Mittlerweile seien zwar, bemerkte Baron Wessenberg, Umstände eingetreten, welche zum Vorwande dienen könnten, den Waffenstillstand hinzuhalten. Außer den Erfolgen unserer Waffen im Venetianischen hat die provisorische Regierung in Mailand die Vereinigungsakte der Lombardie mit Piemont dem Könige Albert angetragen22, wodurch die Stellung dieser Regierung und des Königs wesentlich geändert worden ist. Der König Albert hat zwar dieses Anerbieten noch nicht angenommen, sondern dasselbe an seinen Ministerrat in Turin gewiesen, aber wahrlich nicht aus gutem Willen, sondern um vorläufig zu sehen, wie Frankreich diese Vereinigung aufnehmen würde, dem ebenso wie Österreich daran liegt, daß sich keine große Macht in Oberitalien bilde. Wenn man demnach imstande wäre, die Armee in Italien in der gewünschten Art zu verstärken, so würde der Minister der auswärtigen Angelegenheiten allerdings meinen, daß mit dem Waffenstillstande und den Unterhandlungen hingehalten werden könnte. Derselbe wird übrigens darüber einen eigenen Vortrag zur Beratung des Ministerrates und sohiniger Ah. Sanktion23 bringen, was übrigens nicht hindert, militärische Verstärkungen für Italien in Gang zu setzen.

|| S. 476 PDF || Der Kriegsminister bemerkte, daß er für die vom Feldmarschall begehrte Verstärkung von 20.000 Mann (denn nur so viel habe Graf Radetzky verlangt) bereits gesorgt habe, die aus Galizien, Böhmen und Kroatien genommen werden können24. Ferner werde er 40 Kanonen nachsenden25. Durch die schleunige Abrückung dieser Truppen nach Italien werde der Feldmarschall in den Stand gesetzt, noch früher einen Schlag gegen den König Albert zu führen, als die über den Po gegangenen 20.000 werden wieder zu Hilfe kommen können.

IX. Unterstützung der „Constitutionellen Donau-Zeitung“

Der Minister des Handels etc.
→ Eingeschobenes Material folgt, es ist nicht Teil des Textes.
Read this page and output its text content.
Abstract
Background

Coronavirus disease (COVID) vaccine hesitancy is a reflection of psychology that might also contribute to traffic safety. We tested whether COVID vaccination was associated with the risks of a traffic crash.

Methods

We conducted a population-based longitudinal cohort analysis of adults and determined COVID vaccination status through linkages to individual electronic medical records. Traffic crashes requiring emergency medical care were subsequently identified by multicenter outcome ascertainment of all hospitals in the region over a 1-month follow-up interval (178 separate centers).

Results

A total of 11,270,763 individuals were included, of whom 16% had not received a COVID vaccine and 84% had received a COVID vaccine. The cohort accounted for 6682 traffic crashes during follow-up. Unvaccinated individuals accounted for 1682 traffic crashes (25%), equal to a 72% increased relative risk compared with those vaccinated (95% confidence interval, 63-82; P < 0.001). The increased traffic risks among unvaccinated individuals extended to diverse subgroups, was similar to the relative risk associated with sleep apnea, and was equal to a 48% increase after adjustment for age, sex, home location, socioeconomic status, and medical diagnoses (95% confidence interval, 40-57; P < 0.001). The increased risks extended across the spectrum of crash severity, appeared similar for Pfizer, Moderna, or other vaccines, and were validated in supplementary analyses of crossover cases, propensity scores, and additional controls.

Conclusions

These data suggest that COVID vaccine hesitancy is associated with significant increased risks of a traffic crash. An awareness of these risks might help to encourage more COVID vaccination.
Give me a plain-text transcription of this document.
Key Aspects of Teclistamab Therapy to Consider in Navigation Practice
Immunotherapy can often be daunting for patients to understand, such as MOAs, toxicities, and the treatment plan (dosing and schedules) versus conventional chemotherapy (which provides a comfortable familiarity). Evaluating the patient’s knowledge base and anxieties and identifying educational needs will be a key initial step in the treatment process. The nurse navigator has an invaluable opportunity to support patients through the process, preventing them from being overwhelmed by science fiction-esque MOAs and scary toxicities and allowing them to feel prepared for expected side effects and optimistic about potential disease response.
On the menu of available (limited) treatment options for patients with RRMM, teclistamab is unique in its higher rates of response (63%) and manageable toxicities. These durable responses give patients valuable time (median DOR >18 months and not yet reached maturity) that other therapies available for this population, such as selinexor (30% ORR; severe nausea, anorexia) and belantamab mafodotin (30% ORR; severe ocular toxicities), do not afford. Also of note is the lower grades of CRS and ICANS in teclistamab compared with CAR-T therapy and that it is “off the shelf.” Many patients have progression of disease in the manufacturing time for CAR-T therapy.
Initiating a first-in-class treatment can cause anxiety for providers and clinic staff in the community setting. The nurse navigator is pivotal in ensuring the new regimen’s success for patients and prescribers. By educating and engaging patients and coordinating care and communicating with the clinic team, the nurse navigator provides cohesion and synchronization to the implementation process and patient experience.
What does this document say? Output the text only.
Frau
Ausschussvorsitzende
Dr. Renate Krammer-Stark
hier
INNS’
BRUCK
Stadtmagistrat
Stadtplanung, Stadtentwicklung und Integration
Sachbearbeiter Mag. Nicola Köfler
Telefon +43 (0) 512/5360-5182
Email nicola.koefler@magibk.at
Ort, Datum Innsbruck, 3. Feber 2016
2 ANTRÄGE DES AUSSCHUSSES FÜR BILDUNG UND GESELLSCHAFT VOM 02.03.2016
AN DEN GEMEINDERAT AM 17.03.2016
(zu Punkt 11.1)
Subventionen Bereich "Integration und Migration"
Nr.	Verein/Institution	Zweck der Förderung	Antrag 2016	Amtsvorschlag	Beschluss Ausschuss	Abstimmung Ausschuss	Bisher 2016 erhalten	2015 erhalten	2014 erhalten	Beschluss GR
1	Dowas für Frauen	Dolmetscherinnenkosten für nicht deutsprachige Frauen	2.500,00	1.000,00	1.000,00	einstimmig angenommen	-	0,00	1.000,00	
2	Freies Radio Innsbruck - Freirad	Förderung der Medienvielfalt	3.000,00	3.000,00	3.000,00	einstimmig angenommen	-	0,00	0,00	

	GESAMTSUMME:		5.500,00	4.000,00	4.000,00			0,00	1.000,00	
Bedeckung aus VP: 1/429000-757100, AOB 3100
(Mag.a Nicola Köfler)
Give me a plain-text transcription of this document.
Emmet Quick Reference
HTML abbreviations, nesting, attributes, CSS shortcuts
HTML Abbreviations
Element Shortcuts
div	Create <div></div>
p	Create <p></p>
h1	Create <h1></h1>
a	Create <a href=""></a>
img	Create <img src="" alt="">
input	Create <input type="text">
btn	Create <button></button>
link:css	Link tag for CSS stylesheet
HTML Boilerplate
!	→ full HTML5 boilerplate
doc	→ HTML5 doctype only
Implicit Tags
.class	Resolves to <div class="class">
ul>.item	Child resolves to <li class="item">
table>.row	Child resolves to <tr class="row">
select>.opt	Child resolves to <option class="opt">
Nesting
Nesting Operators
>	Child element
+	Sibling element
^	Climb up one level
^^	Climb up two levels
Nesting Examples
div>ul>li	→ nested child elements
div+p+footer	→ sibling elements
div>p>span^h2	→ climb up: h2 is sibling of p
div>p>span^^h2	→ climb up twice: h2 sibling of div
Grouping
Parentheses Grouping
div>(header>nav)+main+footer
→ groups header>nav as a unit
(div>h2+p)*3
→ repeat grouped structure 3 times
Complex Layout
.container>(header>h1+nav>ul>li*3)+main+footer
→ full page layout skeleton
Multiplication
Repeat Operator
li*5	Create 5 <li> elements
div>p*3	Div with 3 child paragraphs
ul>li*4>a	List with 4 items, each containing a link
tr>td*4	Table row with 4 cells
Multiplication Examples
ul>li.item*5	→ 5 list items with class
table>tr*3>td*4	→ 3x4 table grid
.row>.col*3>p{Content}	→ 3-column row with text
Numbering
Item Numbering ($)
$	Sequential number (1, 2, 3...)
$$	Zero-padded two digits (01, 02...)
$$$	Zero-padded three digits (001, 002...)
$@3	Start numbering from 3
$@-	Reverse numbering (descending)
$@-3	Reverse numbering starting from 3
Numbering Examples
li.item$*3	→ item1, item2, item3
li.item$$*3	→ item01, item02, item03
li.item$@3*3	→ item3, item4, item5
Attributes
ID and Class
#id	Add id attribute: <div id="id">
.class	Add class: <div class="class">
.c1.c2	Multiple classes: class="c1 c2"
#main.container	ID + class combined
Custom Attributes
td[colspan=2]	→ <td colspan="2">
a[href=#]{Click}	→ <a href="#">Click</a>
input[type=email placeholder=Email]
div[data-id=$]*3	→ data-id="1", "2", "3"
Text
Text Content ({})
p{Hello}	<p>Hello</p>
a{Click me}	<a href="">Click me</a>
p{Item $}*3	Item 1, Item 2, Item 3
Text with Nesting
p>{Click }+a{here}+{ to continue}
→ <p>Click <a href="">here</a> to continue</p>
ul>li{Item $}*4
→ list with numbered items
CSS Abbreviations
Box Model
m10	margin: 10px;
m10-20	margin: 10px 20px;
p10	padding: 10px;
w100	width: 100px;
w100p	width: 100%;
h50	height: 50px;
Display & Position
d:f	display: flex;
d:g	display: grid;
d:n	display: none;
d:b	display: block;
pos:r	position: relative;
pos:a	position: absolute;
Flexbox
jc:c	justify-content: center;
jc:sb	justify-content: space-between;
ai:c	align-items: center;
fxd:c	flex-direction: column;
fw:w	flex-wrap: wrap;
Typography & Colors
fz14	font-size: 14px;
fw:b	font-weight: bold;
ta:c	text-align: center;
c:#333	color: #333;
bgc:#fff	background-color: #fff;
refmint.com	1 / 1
Baron Doblhoff hat ein von Sr. kaiserlichen Hoheit dem durchlauchtigsten Herrn Erzherzoge Franz Karl erhaltenes Gesuch des Verlegers der Constitutionellen Donauzeitung, Buchhändlers Klang, um Unterstützung bei Herausgabe dieser Zeitung26, nachdem das Verhältnis des Ministeriums zu dem früheren Redakteur der Constitutionellen Donauzeitung, Regierungsrat Hock, gänzlich aufgelöst worden ist27, dem Minister des Inneren, Baron Pillersdorf, zur Erledigung übergeben28.

X. „Wiener Zeitung“ als Regierungsorgan

Der Minister der öffentlichen Arbeiten Andreas Baumgartner brachte endlich zur Kenntnis des Ministerrates, daß seine bisherigen Verhandlungen mit Häusler, Stubenrauch und Tomaschek wegen Übernahme der Redaktion der Wiener Zeitung als ministerielles Blatt29 zu keinem Resultate geführt haben. Alle sind zurückgetreten, Tomaschek unter Anführung des Grundes, daß er an der bisherigen Redaktion der Wiener Zeitung in ihrer jetzigen Gestalt, wo sie gegen das Ministerium war, Anteil genommen habe und nun ohne Inkonsequenz nicht für das Ministerium sein könne. Bei diesen Umständen komme es, bemerkt Minister Baumgartner, darauf an, jemanden zu finden, der keine bestimmte Färbung noch an den Tag gelegt hat, übrigens von einer hochstehenden politischen Bildung ist. Er wird diese Verhandlung mit anderen Männern (Schmidl, Perthaler) fortsetzen und das Resultat zur Kenntnis und Genehmigung des Ministerrates bringen30.

Ah. E. Der Inhalt dieses Protokolles dient Mir zur Wissenschaft. Erzherzog Johann. Wien, den 27. Juni 1848.